Estoy a mis anchas, apoyada la cabeza sobre la mochila que contiene las ropas de una persona extraña, y que es almohada del tamaño que necesito. Pero no consigo conciliar el sueño, que alteran un sinfín de pensamientos, pesadillas, estrofas poéticas y arrobamientos sentimentales. El tufo humano que desprende la mochila me molesta, y la arrojo lejos de mí, prefiriendo apoyar mi cabeza sobre un brazo. Huele a madera, pero es un olor que ni siquiera es de madera.

¿Y el papelito con las señas, lo llevo encima? Enciendo una cerilla y las leo un sinfín de veces hasta aprenderlas de memoria. Son dos palabras solamente, escritas con lápiz; como quien dice, nada; sin embargo, las letras están impregnadas de un no sé qué suavemente femenino. ¡Qué sé yo! Lo mismo me da.

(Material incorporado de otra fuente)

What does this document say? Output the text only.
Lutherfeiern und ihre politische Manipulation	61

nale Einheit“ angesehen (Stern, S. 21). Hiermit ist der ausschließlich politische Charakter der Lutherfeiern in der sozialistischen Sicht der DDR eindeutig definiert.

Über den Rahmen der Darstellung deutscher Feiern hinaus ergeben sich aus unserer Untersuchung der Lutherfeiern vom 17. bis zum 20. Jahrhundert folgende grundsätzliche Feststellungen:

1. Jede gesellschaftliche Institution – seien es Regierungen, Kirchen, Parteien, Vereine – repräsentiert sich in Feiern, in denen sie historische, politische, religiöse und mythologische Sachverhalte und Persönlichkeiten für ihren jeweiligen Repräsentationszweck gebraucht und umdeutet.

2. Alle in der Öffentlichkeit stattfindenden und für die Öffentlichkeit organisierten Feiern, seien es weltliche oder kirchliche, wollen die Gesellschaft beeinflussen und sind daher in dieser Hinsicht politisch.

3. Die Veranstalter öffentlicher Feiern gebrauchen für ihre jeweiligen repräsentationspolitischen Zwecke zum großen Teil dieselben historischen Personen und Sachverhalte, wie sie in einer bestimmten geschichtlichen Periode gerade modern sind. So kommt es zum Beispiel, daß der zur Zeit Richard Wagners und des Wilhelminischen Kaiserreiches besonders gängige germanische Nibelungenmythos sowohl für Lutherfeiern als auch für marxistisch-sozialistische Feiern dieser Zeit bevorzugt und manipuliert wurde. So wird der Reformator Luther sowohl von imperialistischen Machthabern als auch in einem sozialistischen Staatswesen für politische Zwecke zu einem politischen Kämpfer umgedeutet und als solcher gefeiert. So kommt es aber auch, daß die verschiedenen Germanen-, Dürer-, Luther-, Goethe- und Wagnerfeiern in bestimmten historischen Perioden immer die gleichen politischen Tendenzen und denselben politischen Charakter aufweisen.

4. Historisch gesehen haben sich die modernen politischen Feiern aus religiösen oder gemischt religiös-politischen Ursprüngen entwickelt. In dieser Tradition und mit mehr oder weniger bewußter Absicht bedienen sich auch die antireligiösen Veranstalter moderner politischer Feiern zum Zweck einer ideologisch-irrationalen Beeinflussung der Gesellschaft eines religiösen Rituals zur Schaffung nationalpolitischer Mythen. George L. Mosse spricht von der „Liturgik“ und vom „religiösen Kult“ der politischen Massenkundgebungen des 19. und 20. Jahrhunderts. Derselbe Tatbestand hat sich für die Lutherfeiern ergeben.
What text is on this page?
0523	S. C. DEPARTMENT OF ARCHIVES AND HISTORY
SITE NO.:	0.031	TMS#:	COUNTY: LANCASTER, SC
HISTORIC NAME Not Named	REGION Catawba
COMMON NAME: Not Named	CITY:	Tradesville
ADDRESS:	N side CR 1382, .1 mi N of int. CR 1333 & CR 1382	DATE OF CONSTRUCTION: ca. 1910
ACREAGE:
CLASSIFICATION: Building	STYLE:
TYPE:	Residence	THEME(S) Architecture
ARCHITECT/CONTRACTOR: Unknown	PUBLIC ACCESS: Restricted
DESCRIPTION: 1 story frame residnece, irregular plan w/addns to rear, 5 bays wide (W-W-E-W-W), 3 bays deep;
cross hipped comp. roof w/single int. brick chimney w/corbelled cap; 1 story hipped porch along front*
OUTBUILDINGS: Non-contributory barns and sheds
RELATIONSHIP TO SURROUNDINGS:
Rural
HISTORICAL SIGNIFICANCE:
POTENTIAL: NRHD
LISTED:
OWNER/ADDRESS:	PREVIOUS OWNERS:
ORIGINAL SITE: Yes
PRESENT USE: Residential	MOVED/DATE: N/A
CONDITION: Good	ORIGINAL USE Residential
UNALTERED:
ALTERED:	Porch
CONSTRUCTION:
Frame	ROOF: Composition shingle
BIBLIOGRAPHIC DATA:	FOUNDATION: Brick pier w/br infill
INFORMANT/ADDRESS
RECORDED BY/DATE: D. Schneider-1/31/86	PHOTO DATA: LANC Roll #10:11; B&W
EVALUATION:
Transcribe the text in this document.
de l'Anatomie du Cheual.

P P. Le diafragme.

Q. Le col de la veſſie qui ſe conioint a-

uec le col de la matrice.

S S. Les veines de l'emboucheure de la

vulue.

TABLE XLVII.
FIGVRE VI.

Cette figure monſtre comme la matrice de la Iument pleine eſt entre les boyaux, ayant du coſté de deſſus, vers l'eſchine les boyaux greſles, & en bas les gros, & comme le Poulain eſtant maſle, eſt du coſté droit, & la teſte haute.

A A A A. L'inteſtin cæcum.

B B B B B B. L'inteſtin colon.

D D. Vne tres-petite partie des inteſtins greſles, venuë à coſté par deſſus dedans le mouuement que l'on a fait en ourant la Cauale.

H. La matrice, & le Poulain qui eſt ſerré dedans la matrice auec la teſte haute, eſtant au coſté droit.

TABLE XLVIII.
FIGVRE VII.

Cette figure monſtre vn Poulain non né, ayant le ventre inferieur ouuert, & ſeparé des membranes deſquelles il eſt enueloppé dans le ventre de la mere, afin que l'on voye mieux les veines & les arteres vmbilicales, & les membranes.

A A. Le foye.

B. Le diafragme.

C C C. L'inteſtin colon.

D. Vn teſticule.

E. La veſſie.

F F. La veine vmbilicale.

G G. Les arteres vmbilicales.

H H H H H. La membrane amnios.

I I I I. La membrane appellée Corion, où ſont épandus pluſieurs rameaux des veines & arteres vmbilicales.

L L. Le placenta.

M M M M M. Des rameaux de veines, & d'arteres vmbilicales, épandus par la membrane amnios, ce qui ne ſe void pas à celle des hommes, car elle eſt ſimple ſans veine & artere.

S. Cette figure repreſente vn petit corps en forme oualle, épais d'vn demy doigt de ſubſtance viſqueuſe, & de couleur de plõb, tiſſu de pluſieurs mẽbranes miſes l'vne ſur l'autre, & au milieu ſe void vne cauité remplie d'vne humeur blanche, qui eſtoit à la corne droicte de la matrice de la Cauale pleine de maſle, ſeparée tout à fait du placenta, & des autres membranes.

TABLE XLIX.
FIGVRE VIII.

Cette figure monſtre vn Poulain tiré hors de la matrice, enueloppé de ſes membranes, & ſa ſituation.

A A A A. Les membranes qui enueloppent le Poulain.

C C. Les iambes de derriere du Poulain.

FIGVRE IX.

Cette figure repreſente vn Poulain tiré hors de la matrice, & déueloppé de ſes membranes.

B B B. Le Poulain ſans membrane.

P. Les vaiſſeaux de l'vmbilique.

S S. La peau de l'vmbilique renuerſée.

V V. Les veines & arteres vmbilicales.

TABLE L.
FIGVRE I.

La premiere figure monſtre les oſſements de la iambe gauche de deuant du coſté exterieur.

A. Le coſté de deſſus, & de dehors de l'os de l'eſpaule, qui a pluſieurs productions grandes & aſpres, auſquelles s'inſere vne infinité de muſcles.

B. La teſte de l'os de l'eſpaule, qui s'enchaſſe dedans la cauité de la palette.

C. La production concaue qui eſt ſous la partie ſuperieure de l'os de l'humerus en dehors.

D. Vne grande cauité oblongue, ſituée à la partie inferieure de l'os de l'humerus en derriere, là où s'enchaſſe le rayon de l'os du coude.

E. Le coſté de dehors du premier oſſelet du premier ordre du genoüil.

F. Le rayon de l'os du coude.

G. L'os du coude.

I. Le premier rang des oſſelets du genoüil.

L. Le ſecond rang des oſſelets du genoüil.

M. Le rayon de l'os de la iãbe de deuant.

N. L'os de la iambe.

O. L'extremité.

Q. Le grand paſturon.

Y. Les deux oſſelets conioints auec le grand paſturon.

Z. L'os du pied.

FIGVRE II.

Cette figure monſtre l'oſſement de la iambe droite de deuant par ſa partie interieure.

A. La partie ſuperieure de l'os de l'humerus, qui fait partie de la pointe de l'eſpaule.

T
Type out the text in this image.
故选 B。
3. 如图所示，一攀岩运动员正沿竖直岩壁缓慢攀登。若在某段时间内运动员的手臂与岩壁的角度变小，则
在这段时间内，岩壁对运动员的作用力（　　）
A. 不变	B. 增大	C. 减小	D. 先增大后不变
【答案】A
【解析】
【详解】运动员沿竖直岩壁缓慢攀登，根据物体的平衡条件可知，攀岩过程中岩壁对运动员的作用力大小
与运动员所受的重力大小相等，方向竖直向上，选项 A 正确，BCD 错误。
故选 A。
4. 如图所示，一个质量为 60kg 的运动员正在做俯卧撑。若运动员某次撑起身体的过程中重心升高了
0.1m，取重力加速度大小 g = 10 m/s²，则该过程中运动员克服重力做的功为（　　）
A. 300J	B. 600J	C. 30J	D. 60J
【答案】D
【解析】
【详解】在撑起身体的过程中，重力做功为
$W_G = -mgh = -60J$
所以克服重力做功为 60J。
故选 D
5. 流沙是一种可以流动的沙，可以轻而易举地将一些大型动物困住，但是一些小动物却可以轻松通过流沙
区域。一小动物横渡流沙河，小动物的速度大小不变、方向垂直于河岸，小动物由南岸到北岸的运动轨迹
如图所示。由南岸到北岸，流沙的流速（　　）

Me las compuse para llegar a la factoría en pleno día, y cuando la gente estaba ya fuera de la cama; el correo estaba también abierto. Pedí un pedazo de papel espacioso, balduque y lacre, até bien el paquete, lo lacré y escribí la dirección. ¡Ahí va eso!

¡Hombre, olvidé pegar el papelito de las señas! ¿Has visto cosa semejante? Por fin he terminado, y vuelto a emprender mi camino, poseído de una inconcebible sensación de vacío y abandono; esto será por haberme desprendido de la mochila, que, por cierto, pesaba bastante. La última alegría, pienso.

Sigo el camino adelante, en plena libertad de movimientos y pienso: «La última tierra, la última isla, la última alegría…».